Hoy hay muchísimas personas que sí tienen acceso y, aun así, siguen estando fuera. Estoy segura de que todos conocemos a alguien que se quedó:
- Sin poder acceder a una clase.
- Sin poder agendar una cita.
- Fuera de una venta.
- Con un trámite “mal hecho”.
- Fuera de una conversación.
- Fuera, incluso, de la posibilidad de nombrar su propio valor en los espacios donde hoy circulan las oportunidades.
Ese es, para mí, el nuevo analfabetismo.
No se trata solamente de saber usar una aplicación. Se trata de comprender la lógica del entorno. De saber leer una interfaz, distinguir una fuente confiable, reconocer un fraude, proteger datos, entender una plataforma, moverse con criterio, con autonomía, con cierta paz.
Se trata de no tener que vivir el mundo digital como un territorio hostil al que se entra con miedo y del que se sale con vergüenza.
Porque esa es otra parte de esta historia: la vergüenza.
La vergüenza de preguntar, de no entender lo que está sucediendo en la pantalla, de sentir que todos avanzan menos uno. La vergüenza de pedir ayuda para algo que el resto del mundo parece resolver en automático.
No sólo estamos construyendo herramientas nuevas, también estamos produciendo nuevas formas de exclusión, formas silenciosas, elegantes, e incluso, disfrazadas de innovación. Exclusiones que no siempre se hacen evidentes, pero que alejan.
Cada vez convivo con personas valiosas que empiezan a sentirse torpes.
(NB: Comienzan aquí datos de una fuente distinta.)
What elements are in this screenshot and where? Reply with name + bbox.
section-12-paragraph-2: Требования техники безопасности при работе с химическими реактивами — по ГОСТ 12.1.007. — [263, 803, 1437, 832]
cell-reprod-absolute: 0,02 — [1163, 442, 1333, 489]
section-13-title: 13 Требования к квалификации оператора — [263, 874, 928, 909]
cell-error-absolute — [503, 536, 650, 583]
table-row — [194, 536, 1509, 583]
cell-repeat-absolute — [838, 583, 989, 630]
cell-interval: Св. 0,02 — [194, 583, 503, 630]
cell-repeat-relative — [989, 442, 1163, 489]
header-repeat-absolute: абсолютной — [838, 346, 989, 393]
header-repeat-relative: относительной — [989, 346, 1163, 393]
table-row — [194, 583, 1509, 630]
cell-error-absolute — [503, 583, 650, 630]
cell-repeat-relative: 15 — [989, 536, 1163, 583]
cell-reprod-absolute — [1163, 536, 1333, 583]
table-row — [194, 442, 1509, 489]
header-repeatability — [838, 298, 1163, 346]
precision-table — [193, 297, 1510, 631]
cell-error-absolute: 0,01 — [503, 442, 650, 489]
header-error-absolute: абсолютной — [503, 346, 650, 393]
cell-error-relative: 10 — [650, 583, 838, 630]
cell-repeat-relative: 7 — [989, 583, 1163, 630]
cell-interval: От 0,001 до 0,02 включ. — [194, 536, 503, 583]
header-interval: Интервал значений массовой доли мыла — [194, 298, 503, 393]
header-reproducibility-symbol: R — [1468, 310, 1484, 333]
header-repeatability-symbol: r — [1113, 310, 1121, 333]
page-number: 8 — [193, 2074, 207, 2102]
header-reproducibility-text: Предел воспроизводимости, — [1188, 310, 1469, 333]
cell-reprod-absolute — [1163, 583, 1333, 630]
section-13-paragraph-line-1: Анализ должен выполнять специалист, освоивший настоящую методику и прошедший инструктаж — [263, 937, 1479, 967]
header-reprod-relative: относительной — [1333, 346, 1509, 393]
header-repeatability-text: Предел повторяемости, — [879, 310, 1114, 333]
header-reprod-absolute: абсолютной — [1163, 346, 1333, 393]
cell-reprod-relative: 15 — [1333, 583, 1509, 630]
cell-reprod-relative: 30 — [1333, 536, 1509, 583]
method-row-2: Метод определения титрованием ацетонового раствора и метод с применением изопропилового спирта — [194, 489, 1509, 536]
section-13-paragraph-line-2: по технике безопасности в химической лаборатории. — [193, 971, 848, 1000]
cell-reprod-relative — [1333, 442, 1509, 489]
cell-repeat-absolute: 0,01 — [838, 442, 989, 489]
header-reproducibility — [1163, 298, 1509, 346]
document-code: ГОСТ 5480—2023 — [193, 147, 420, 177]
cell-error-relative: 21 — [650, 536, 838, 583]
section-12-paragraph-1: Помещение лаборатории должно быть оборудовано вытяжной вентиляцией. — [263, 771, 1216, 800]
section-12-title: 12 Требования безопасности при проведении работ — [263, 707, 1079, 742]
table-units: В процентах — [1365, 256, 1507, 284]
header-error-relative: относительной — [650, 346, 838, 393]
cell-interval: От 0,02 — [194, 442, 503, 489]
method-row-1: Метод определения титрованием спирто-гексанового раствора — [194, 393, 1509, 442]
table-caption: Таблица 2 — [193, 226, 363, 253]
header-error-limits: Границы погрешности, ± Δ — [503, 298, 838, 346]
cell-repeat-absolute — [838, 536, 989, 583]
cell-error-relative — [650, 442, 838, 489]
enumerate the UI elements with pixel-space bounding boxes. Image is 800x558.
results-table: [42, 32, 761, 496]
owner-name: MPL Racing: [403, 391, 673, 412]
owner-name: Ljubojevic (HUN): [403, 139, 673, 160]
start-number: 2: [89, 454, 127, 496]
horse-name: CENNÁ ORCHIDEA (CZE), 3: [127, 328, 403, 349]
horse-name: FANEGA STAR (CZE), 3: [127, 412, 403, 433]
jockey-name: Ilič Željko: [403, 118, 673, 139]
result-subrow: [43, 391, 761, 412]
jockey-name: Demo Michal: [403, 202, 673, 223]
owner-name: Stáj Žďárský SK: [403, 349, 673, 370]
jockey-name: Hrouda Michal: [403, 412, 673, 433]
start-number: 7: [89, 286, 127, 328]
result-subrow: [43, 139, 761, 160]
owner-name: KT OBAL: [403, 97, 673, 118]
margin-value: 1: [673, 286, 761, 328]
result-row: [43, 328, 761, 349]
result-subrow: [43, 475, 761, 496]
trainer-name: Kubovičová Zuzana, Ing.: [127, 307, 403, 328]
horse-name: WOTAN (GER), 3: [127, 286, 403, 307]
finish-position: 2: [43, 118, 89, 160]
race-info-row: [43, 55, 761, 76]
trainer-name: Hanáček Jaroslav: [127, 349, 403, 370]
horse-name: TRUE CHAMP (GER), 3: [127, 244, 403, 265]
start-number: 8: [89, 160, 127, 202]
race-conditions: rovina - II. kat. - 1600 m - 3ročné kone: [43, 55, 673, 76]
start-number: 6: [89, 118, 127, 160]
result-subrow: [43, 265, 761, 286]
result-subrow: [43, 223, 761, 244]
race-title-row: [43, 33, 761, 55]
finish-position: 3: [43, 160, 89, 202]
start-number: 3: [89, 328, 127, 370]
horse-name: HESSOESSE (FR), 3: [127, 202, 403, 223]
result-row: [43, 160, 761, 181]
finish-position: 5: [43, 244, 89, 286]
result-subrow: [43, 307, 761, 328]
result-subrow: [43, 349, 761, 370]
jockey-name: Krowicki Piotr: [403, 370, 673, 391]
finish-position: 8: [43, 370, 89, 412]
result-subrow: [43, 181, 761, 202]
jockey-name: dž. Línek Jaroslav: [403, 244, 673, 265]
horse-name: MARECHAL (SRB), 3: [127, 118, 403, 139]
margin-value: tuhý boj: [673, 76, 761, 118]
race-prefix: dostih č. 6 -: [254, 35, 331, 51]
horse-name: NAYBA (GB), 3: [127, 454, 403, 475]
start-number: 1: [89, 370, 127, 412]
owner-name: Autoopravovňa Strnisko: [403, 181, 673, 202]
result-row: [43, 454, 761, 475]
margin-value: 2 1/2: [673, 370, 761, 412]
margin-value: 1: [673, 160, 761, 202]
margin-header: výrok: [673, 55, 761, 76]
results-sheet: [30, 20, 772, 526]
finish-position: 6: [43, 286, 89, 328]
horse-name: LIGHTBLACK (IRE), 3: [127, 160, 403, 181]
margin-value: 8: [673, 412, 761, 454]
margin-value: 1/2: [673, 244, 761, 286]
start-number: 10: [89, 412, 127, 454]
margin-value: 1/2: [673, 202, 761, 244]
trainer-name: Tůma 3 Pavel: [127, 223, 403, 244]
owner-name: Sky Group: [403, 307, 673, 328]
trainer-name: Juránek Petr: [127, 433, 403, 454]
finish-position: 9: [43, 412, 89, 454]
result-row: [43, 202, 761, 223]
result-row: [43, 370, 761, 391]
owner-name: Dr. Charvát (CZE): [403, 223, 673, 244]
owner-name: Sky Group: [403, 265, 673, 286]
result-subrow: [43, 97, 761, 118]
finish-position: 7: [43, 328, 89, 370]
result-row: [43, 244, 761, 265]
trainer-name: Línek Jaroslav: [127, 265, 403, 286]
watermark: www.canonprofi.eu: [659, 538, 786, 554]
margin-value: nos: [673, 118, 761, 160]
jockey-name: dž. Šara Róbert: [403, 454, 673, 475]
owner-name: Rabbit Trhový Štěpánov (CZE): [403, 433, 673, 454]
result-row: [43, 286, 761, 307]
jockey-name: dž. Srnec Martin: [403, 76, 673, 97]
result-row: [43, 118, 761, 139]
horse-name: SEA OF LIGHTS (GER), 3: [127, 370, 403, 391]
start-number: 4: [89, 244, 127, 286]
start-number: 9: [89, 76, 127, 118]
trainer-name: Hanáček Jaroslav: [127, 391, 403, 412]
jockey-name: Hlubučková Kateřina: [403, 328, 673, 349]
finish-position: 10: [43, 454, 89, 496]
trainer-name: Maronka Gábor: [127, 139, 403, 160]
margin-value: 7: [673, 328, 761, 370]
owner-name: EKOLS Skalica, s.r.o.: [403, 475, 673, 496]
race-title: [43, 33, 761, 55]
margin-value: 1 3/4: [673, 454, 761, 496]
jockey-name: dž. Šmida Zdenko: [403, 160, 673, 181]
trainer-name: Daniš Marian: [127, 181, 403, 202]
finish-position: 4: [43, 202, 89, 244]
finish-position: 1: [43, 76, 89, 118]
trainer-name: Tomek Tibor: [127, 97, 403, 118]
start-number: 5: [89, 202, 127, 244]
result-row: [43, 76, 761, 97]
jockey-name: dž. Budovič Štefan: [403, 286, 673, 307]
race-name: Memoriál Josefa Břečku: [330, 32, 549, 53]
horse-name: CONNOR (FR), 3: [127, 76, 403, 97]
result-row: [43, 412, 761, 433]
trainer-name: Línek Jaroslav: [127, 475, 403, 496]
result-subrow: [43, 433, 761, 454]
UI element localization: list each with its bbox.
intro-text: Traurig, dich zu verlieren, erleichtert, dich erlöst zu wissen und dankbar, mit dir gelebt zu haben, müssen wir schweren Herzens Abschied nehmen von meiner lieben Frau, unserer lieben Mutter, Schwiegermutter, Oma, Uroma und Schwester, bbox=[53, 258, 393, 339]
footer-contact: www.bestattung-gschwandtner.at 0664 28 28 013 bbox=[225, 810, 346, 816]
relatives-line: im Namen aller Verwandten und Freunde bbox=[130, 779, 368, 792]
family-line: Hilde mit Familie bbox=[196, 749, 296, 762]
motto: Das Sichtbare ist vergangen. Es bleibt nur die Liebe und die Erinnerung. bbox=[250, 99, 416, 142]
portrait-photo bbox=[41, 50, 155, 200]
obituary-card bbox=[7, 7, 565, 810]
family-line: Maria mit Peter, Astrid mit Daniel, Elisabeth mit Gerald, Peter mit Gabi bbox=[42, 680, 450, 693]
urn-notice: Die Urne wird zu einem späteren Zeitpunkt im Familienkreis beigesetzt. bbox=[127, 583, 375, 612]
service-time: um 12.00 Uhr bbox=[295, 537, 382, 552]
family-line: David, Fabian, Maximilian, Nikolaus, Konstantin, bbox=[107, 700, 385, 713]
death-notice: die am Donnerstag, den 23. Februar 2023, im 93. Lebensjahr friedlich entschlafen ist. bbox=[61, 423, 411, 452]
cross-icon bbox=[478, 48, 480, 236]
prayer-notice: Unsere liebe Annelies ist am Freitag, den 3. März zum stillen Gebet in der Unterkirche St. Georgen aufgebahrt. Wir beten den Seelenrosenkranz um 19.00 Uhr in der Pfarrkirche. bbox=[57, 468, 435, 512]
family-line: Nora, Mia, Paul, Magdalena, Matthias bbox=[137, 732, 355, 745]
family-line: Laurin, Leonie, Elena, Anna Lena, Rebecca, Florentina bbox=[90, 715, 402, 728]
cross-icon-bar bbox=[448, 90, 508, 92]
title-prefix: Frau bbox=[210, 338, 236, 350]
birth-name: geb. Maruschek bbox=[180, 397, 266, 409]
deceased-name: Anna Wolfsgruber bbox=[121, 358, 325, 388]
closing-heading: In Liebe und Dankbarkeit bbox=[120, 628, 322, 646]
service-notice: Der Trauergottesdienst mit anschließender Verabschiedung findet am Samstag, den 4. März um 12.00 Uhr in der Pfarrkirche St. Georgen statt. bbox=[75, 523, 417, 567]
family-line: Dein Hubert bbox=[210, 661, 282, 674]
Estar conectado no significa estar incluido, por ello hoy, no entender lo digital ya no sólo es una limitación técnica, es una forma de vulnerabilidad social.
Y no, no es un problema exclusivo de una generación.
Sí, hay adultos que sienten que la tecnología avanzó demasiado rápido, pero también hay jóvenes que viven dentro de plataformas que no entienden y consumen sin comprender, que publican sin medir las consecuencias, ocasionando además, daños en su salud mental.
Por eso me importa tanto defender la dignidad de aprender.
No podemos perder el DERECHO a no saber y la posibilidad de preguntar sin ser ridiculizados. Aprender no puede convertirse en una carrera contra la interfaz, sino una experiencia acompañada, humana, bonita.
En mi opinión, este tema no les pertenece solo a las escuelas, aunque tienen una responsabilidad enorme. También nos pertenece a quienes diseñamos plataformas, construimos marcas, creamos servicios, desarrollamos entornos virtuales, vendemos por internet y participamos activamente en esta transformación. Debemos preguntarnos con honestidad si estamos facilitando el acceso o solo construyendo entornos para unos cuantos. Si estamos acompañando o simplemente acelerando y cobrando. Si estamos abriendo puertas o enmascarando con diseño los mecanismos de exclusión.
Yo todavía quiero creer en la promesa de la tecnología.
Quiero creer que puede seguir siendo puente y una herramienta de autonomía, encuentro, expansión y comunidad. Quiero creer que no llegamos hasta aquí para producir un mundo donde solo participan plenamente quienes lograron aprender el idioma a tiempo.
Hoy los invito a:
- Explicar mejor.
- Diseñar mejor.
- Enseñar mejor y con empatía.
- Acompañar mejor.
Midamos el verdadero desarrollo no por la complejidad de nuestras plataformas, sino por nuestra capacidad de no abandonar a nadie mientras aprende a habitarlas.